Integrating an expression over a vector $\mathbf{w}$

43 Views Asked by At

doing my homework for a Machine Learning course, I have to calculate the following expression:

$\newcommand{\IDENTITY}{\mathbf{I}} \newcommand{\W}{\mathbf{w}} \newcommand{\WT}{\mathbf{w}^T} \newcommand{\PHI}{\mathbf{\phi}} \newcommand{\PHIM}{\mathbf{\Phi}} \newcommand{\PR}{\prod_{n=1}^N} \newcommand{\PRM}[1]{\prod_{i=1}^M#1} \newcommand{\PRJ}[1]{\prod_{j=1}^M#1} \newcommand{\FRACBETA}{\frac{1}{\beta}} \newcommand{\HALF}{\frac{1}{2}} \newcommand{\T}{\mathbf{t}} \newcommand{\XM}{\mathbf{X}} \newcommand{\IDA}{\alpha^{-1}\IDENTITY} \newcommand{\IDB}{\beta^{-1}\IDENTITY} \newcommand{\DETIDA}{\alpha^{-M}} \newcommand{\DETIDB}{\beta^{-N}} \newcommand{\LIKELIHOODCONST}{\frac{1}{\sqrt{|2\pi\IDB|}}} \newcommand{\LIKELIHOODCONSTNICE}{ \left(\frac{\beta}{2\pi}\right)^{\frac{N}{2}} } \newcommand{\PRIORCONST}{\frac{1}{\sqrt{(2\pi)^M\left|\IDA\right|}}} \newcommand{\PRIORCONSTB}{\frac{1}{\sqrt{(2\pi)^M\DETIDA}}} \newcommand{\PRIORCONSTNICE}{\left(\frac{\alpha}{2\pi}\right)^{\frac{M}{2}}} \newcommand{\SUMWSQ}{\sum_{i=1}^M w_i^2} \newcommand{\LOG}[1]{\mathrm{log}\left(#1\right)} \newcommand{\EXP}[1]{\mathrm{exp}\left\{#1\right\}} \newcommand{\NORMAL}[1]{\mathcal{N}\left(#1\right)} \newcommand{\DATA}{\mathcal{D}} \newcommand{\PROB}[1]{p\left(#1\right)} \newcommand{\INTINF}[1]{\int_{-\infty}^{\infty}\left[#1\right]} \newcommand{\INTINFDW}[1]{\INTINF{#1}\mathrm{d}\W} \newcommand{\INTINFDWDT}[1]{\INTINFDW{#1}\mathrm{d}\T} \newcommand{\WTPHIEXPANDED}{\PRJ{\EXP{- w_j[\phi_n]_j)}}} \INTINFDW{ \PR\WTPHIEXPANDED \PRM{\EXP{-\frac{\alpha}{2}w_i^2}}} $

Where $\PHI_n$ is a vector and $[\PHI_n]_j$ means accessing its $j$-th element.
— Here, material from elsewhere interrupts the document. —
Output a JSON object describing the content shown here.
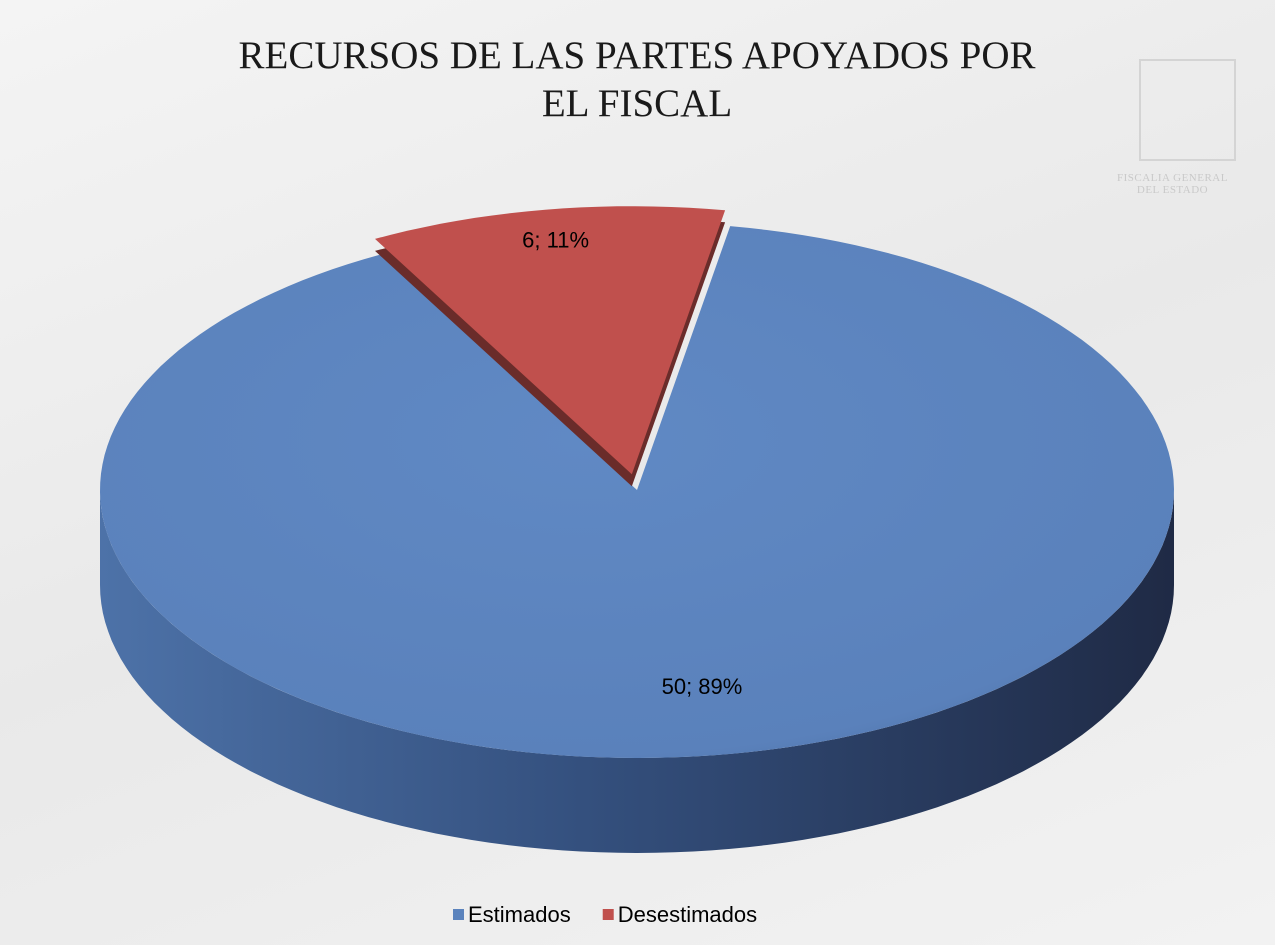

Now, I don't know if my notation is correct, but the meaning of $\mathrm{d}\W$ is integration over all elements of $\W = (w_1,w_2,\ldots,w_M)$.

At this point my knowledge of calculus is a bit rusty. I don't know how to proceed. How do I integrate over such an arbitrary number of variables?